While ground-force staffing, personnel costs, and some weapon systems will be cut or delayed, there are winners in the strategic review. Special operations forces, cyberwarfare programs, unmanned systems, and intelligence gathering will get more funding. More broadly, the new strategy is counting on forces that will be, in Panetta's words, "more agile, more flexible, ready to deploy quickly, innovative, and technologically advanced" to make up for what these forces previously possessed in numbers. How those troops that survive the budget cuts will become more agile, flexible, and innovative remains to be explained.

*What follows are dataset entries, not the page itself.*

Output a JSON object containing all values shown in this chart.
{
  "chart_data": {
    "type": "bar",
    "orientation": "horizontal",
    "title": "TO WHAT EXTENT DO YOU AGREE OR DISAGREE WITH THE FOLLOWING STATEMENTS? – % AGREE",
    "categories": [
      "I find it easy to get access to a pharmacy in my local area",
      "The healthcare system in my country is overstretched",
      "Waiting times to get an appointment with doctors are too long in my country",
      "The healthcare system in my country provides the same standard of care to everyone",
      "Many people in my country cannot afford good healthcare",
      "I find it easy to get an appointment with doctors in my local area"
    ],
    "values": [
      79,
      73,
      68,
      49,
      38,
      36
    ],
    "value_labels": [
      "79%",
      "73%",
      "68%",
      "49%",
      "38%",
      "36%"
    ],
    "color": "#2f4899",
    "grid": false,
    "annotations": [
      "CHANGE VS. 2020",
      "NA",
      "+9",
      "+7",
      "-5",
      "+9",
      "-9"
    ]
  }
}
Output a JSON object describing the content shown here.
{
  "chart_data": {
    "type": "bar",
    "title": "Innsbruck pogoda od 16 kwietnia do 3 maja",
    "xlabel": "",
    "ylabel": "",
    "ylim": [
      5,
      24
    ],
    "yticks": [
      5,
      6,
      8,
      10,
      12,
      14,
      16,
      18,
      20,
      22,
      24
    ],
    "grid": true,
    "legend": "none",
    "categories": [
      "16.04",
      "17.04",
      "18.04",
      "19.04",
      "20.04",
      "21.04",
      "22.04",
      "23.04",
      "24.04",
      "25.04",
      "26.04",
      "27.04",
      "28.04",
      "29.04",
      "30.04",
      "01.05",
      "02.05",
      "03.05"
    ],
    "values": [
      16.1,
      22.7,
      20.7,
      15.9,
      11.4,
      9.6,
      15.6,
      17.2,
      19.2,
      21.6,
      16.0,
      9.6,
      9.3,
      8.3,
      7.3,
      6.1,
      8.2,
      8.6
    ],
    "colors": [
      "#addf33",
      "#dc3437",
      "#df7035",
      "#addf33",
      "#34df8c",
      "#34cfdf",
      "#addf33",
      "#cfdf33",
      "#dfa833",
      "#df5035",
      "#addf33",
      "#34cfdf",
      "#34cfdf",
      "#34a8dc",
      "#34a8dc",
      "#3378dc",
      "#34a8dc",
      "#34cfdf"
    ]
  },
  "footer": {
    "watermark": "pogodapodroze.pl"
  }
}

Interestingly, it was the Joint Chiefs chairman, Gen. Martin Dempsey, and vice chairman, Adm. James Winnefeld, who stressed the need to retain a capacity to regenerate forces and capabilities during future crises. Winnefeld described the need to be "humble" regarding this or any strategy and thus to make no irreversible decisions. Dempsey defended the strategy as being the right one for this moment in time, implying that as circumstances change, so will the strategy.
Dempsey and Winnefeld may be resigning themselves to a repeat of this budget-and-strategy drill in less than a year, under either a new Republican president or changed circumstances as Obama's second term begins. In the meantime, the reality of defense cuts will soon arrive on Capitol Hill, in constituencies in Kansas and elsewhere, and in the perceptions and calculations of Washington's friends and adversaries.